The fact was Tara Jameson had a hard time remembering a lot of things: She couldn’t remember how to tell time, spell a word, type a sentence or read an e-mail.

“It was like being a baby again,” Tara Jameson said. “I had to learn everything over again.”

Before she could go home, Tara had to start walking around an inside track. She and her father would take their daily walks with other patients.

“When I would walk by the children’s ward, all the kids would start crying,” Tara Jameson said. “I guess it looked painful.”

Less than a month after coming home from the hospital, Tara Jameson said she was ready to go back to school. Against the advice of her parents and doctors, she moved back to Macon and Mercer’s campus for summer classes.

“I wanted to go back to my life and my family at Mercer,” Jameson said. “I didn’t want to be sick anymore.”

Two years later, Jameson has almost fully recovered from her illness. Although she tires easily and has arthritis that warns her of upcoming bad weather, the new college graduate said she is ready to move forward with life.

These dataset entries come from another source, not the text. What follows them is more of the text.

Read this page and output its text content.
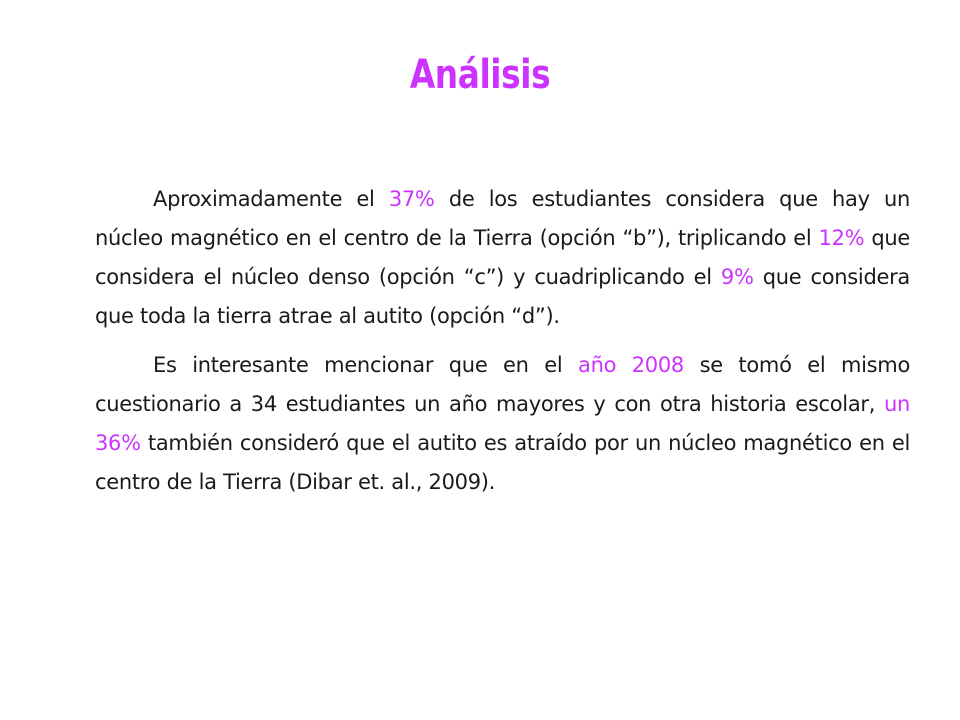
Análisis

Aproximadamente el 37% de los estudiantes considera que hay un núcleo magnético en el centro de la Tierra (opción “b”), triplicando el 12% que considera el núcleo denso (opción “c”) y cuadriplicando el 9% que considera que toda la tierra atrae al autito (opción “d”).

Es interesante mencionar que en el año 2008 se tomó el mismo cuestionario a 34 estudiantes un año mayores y con otra historia escolar, un 36% también consideró que el autito es atraído por un núcleo magnético en el centro de la Tierra (Dibar et. al., 2009).
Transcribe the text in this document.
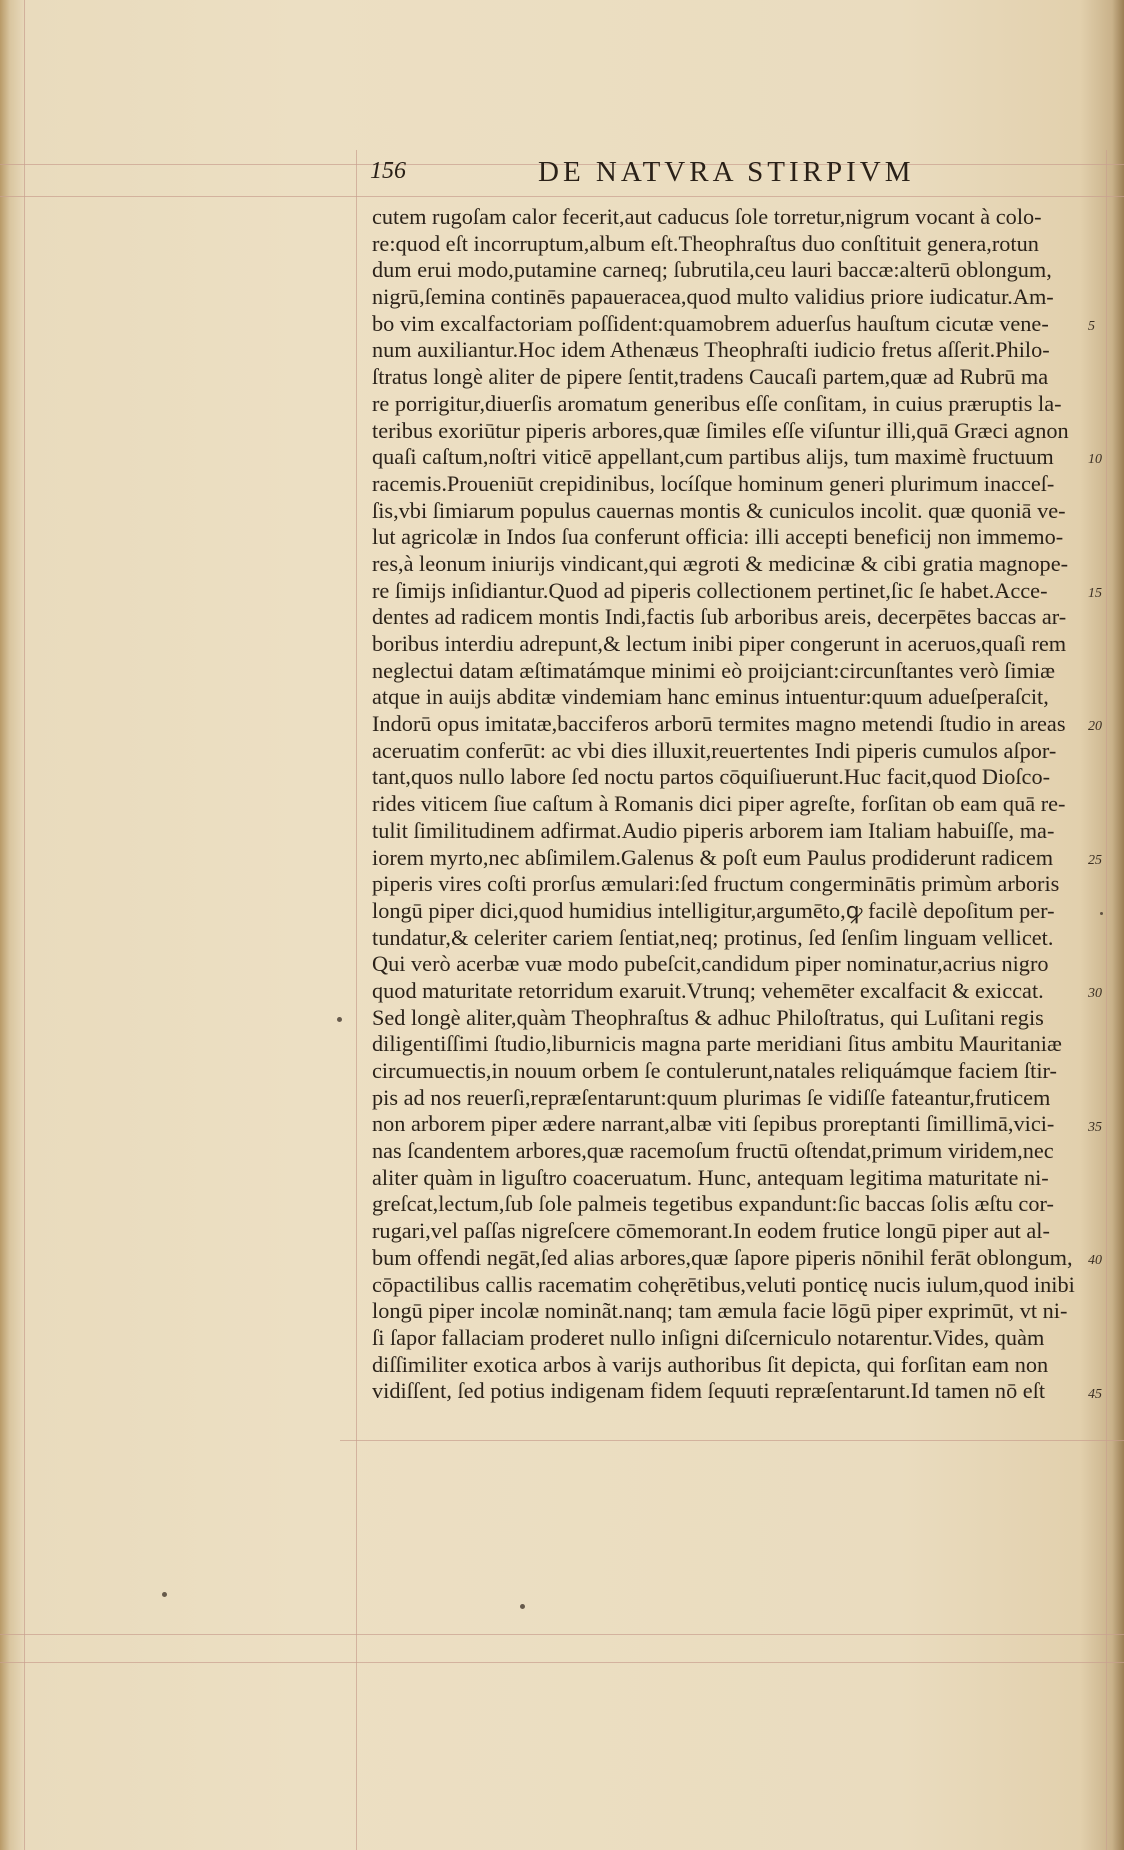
156	DE NATVRA STIRPIVM
cutem rugoſam calor fecerit,aut caducus ſole torretur,nigrum vocant à colo-
re:quod eſt incorruptum,album eſt.Theophraſtus duo conſtituit genera,rotun
dum erui modo,putamine carneq; ſubrutila,ceu lauri baccæ:alterū oblongum,
nigrū,ſemina continēs papaueracea,quod multo validius priore iudicatur.Am-
bo vim excalfactoriam poſſident:quamobrem aduerſus hauſtum cicutæ vene-
num auxiliantur.Hoc idem Athenæus Theophraſti iudicio fretus aſſerit.Philo-
ſtratus longè aliter de pipere ſentit,tradens Caucaſi partem,quæ ad Rubrū ma
re porrigitur,diuerſis aromatum generibus eſſe conſitam, in cuius præruptis la-
teribus exoriūtur piperis arbores,quæ ſimiles eſſe viſuntur illi,quā Græci agnon
quaſi caſtum,noſtri viticē appellant,cum partibus aliјs, tum maximè fructuum
racemis.Proueniūt crepidinibus, locíſque hominum generi plurimum inacceſ-
ſis,vbi ſimiarum populus cauernas montis & cuniculos incolit. quæ quoniā ve-
lut agricolæ in Indos ſua conferunt officia: illi accepti beneficiј non immemo-
res,à leonum iniuriјs vindicant,qui ægroti & medicinæ & cibi gratia magnope-
re ſimiјs inſidiantur.Quod ad piperis collectionem pertinet,ſic ſe habet.Acce-
dentes ad radicem montis Indi,factis ſub arboribus areis, decerpētes baccas ar-
boribus interdiu adrepunt,& lectum inibi piper congerunt in aceruos,quaſi rem
neglectui datam æſtimatámque minimi eò proiјciant:circunſtantes verò ſimiæ
atque in auiјs abditæ vindemiam hanc eminus intuentur:quum adueſperaſcit,
Indorū opus imitatæ,bacciferos arborū termites magno metendi ſtudio in areas
aceruatim conferūt: ac vbi dies illuxit,reuertentes Indi piperis cumulos aſpor-
tant,quos nullo labore ſed noctu partos cōquiſiuerunt.Huc facit,quod Dioſco-
rides viticem ſiue caſtum à Romanis dici piper agreſte, forſitan ob eam quā re-
tulit ſimilitudinem adfirmat.Audio piperis arborem iam Italiam habuiſſe, ma-
iorem myrto,nec abſimilem.Galenus & poſt eum Paulus prodiderunt radicem
piperis vires coſti prorſus æmulari:ſed fructum congerminātis primùm arboris
longū piper dici,quod humidius intelligitur,argumēto,ꝙ facilè depoſitum per-
tundatur,& celeriter cariem ſentiat,neq; protinus, ſed ſenſim linguam vellicet.
Qui verò acerbæ vuæ modo pubeſcit,candidum piper nominatur,acrius nigro
quod maturitate retorridum exaruit.Vtrunq; vehemēter excalfacit & exiccat.
Sed longè aliter,quàm Theophraſtus & adhuc Philoſtratus, qui Luſitani regis
diligentiſſimi ſtudio,liburnicis magna parte meridiani ſitus ambitu Mauritaniæ
circumuectis,in nouum orbem ſe contulerunt,natales reliquámque faciem ſtir-
pis ad nos reuerſi,repræſentarunt:quum plurimas ſe vidiſſe fateantur,fruticem
non arborem piper ædere narrant,albæ viti ſepibus proreptanti ſimillimā,vici-
nas ſcandentem arbores,quæ racemoſum fructū oſtendat,primum viridem,nec
aliter quàm in liguſtro coaceruatum. Hunc, antequam legitima maturitate ni-
greſcat,lectum,ſub ſole palmeis tegetibus expandunt:ſic baccas ſolis æſtu cor-
rugari,vel paſſas nigreſcere cōmemorant.In eodem frutice longū piper aut al-
bum offendi negāt,ſed alias arbores,quæ ſapore piperis nōnihil ferāt oblongum,
cōpactilibus callis racematim cohęrētibus,veluti ponticę nucis iulum,quod inibi
longū piper incolæ nominãt.nanq; tam æmula facie lōgū piper exprimūt, vt ni-
ſi ſapor fallaciam proderet nullo inſigni diſcerniculo notarentur.Vides, quàm
diſſimiliter exotica arbos à variјs authoribus ſit depicta, qui forſitan eam non
vidiſſent, ſed potius indigenam fidem ſequuti repræſentarunt.Id tamen nō eſt
5
10
15
20
25
30
35
40
45
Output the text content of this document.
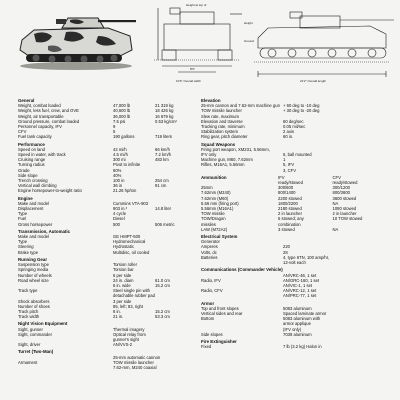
Height at top of
Height
Ground
21'2" Overall length
10'6" Overall width
8'9"
General
Weight, combat loaded	47,000 lb	21 319 kg
Weight, less fuel, crew, and OVE	40,600 lb	18 426 kg
Weight, air transportable	36,000 lb	16 679 kg
Ground pressure, combat loaded	7.5 psi	0.53 kg/cm²
Personnel capacity, IFV	9
CFV	5
Fuel tank capacity	190 gallons	719 liters
Performance
Speed on land	42 mi/h	66 km/h
Speed in water, with track	4.5 mi/h	7.2 km/h
Cruising range	300 mi	483 km
Turning radius	Pivot to infinite
Grade	60%
Side slope	40%
Trench crossing	100 in	254 cm
Vertical wall climbing	36 in	91 cm
Engine horsepower-to-weight ratio	21.26 hp/ton
Engine
Make and model	Cummins VTA-903
Displacement	903 in.³	14.8 liter
Type	4 cycle
Fuel	Diesel
Gross horsepower	500	506 metric
Transmission, Automatic
Make and model	GE HMPT-500
Type	Hydromechanical
Steering	Hydrostatic
Brake type	Multidisc, oil cooled
Running Gear
Suspension type	Torsion roller
Springing media	Torsion bar
Number of wheels	6 per side
Road wheel size	24 in. diam	61.0 cm
6 in. wide	15.2 cm
Track type	Steel single pin with
detachable rubber pad
Shock absorbers	3 per side
Number of shoes	85, left; 83, right
Track pitch	6 in.	15.2 cm
Track width	21 in.	53.3 cm
Night Vision Equipment
Sight, gunner	Thermal imagery
Sight, commander	Optical relay from
gunner's sight
Sight, driver	AN/VVS-2
Turret (Two-Man)
25-mm automatic cannon
Armament	TOW missile launcher
7.62-mm, M240 coaxial
Elevation
25-mm cannon and 7.62-mm machine gun + 60 deg to -10 deg
TOW missile launcher	+ 30 deg to -20 deg
Slew rate, maximum
Elevation and traverse	60 deg/sec
Tracking rate, minimum	0.05 mil/sec
Stabilization system	2 axis
Ring gear, pitch diameter	60 in.
Squad Weapons
Firing port weapon, XM231, 5.56mm,
IFV only	6, ball mounted
Machine gun, M60, 7.62mm	1
Rifles, M16A1, 5.56mm	5, IFV
3, CFV
Ammunition	IFV	CFV
ready/stowed	ready/stowed
25mm	300/600	300/1200
7.62mm (M240)	800/1400	800/3600
7.62mm (M60)	2200 stowed	3600 stowed
5.56 mm (firing port)	1800/2200	NA
5.56mm (M16A1)	2180 stowed	1080 stowed
TOW missile	2 in launcher	2 in launcher
TOW/Dragon	5 stowed; any	10 TOW stowed
missiles	combination
LAW (M72A2)	3 stowed	NA
Electrical System
Generator
Amperes	220
Volts, dc	28
Batteries	4, type 6TN, 100 amp/hr,
12-volt each
Communications (Commander Vehicle)
AN/VRC-46, 1 set
Radio, IFV	AN/GRC-160, 1 set
AN/VIC-1, 1 set
Radio, CFV	AN/VRC-12, 1 set
AN/PRC-77, 1 set
Armor
Top and front slopes	5083 aluminum
Vertical sides and rear	Spaced laminate armor
Bottom	5083 aluminum with
armor applique
(IFV only)
Side slopes	7039 aluminum
Fire Extinguisher
Fixed	7 lb (3.2 kg) Halon in
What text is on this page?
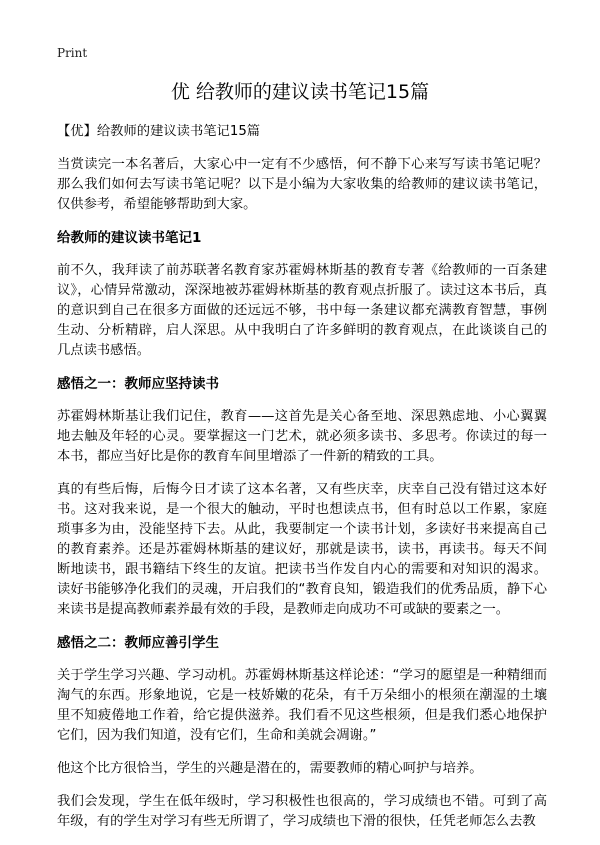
Print
优 给教师的建议读书笔记15篇

【优】给教师的建议读书笔记15篇

当赏读完一本名著后，大家心中一定有不少感悟，何不静下心来写写读书笔记呢？那么我们如何去写读书笔记呢？以下是小编为大家收集的给教师的建议读书笔记，仅供参考，希望能够帮助到大家。

给教师的建议读书笔记1

前不久，我拜读了前苏联著名教育家苏霍姆林斯基的教育专著《给教师的一百条建议》，心情异常激动，深深地被苏霍姆林斯基的教育观点折服了。读过这本书后，真的意识到自己在很多方面做的还远远不够，书中每一条建议都充满教育智慧，事例生动、分析精辟，启人深思。从中我明白了许多鲜明的教育观点，在此谈谈自己的几点读书感悟。

感悟之一：教师应坚持读书

苏霍姆林斯基让我们记住，教育——这首先是关心备至地、深思熟虑地、小心翼翼地去触及年轻的心灵。要掌握这一门艺术，就必须多读书、多思考。你读过的每一本书，都应当好比是你的教育车间里增添了一件新的精致的工具。

真的有些后悔，后悔今日才读了这本名著，又有些庆幸，庆幸自己没有错过这本好书。这对我来说，是一个很大的触动，平时也想读点书，但有时总以工作累，家庭琐事多为由，没能坚持下去。从此，我要制定一个读书计划，多读好书来提高自己的教育素养。还是苏霍姆林斯基的建议好，那就是读书，读书，再读书。每天不间断地读书，跟书籍结下终生的友谊。把读书当作发自内心的需要和对知识的渴求。读好书能够净化我们的灵魂，开启我们的“教育良知，锻造我们的优秀品质，静下心来读书是提高教师素养最有效的手段，是教师走向成功不可或缺的要素之一。

感悟之二：教师应善引学生

关于学生学习兴趣、学习动机。苏霍姆林斯基这样论述：“学习的愿望是一种精细而淘气的东西。形象地说，它是一枝娇嫩的花朵，有千万朵细小的根须在潮湿的土壤里不知疲倦地工作着，给它提供滋养。我们看不见这些根须，但是我们悉心地保护它们，因为我们知道，没有它们，生命和美就会凋谢。”

他这个比方很恰当，学生的兴趣是潜在的，需要教师的精心呵护与培养。

我们会发现，学生在低年级时，学习积极性也很高的，学习成绩也不错。可到了高年级，有的学生对学习有些无所谓了，学习成绩也下滑的很快，任凭老师怎么去教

Jameson plans to start medical school in the fall and would one day like to be an emergency room doctor. She also would like to do missionary work and help others who cannot help themselves.

She doesn’t regret her illness, but thinks it’s helped her better understand how to help others.

“There’s no way in the world I would take it back,” Jameson said. “I have this sincere appreciation for life. When I wake up, I see a day different than a lot of college students … I see what we can accomplish by giving of ourselves and reaching out to help others.”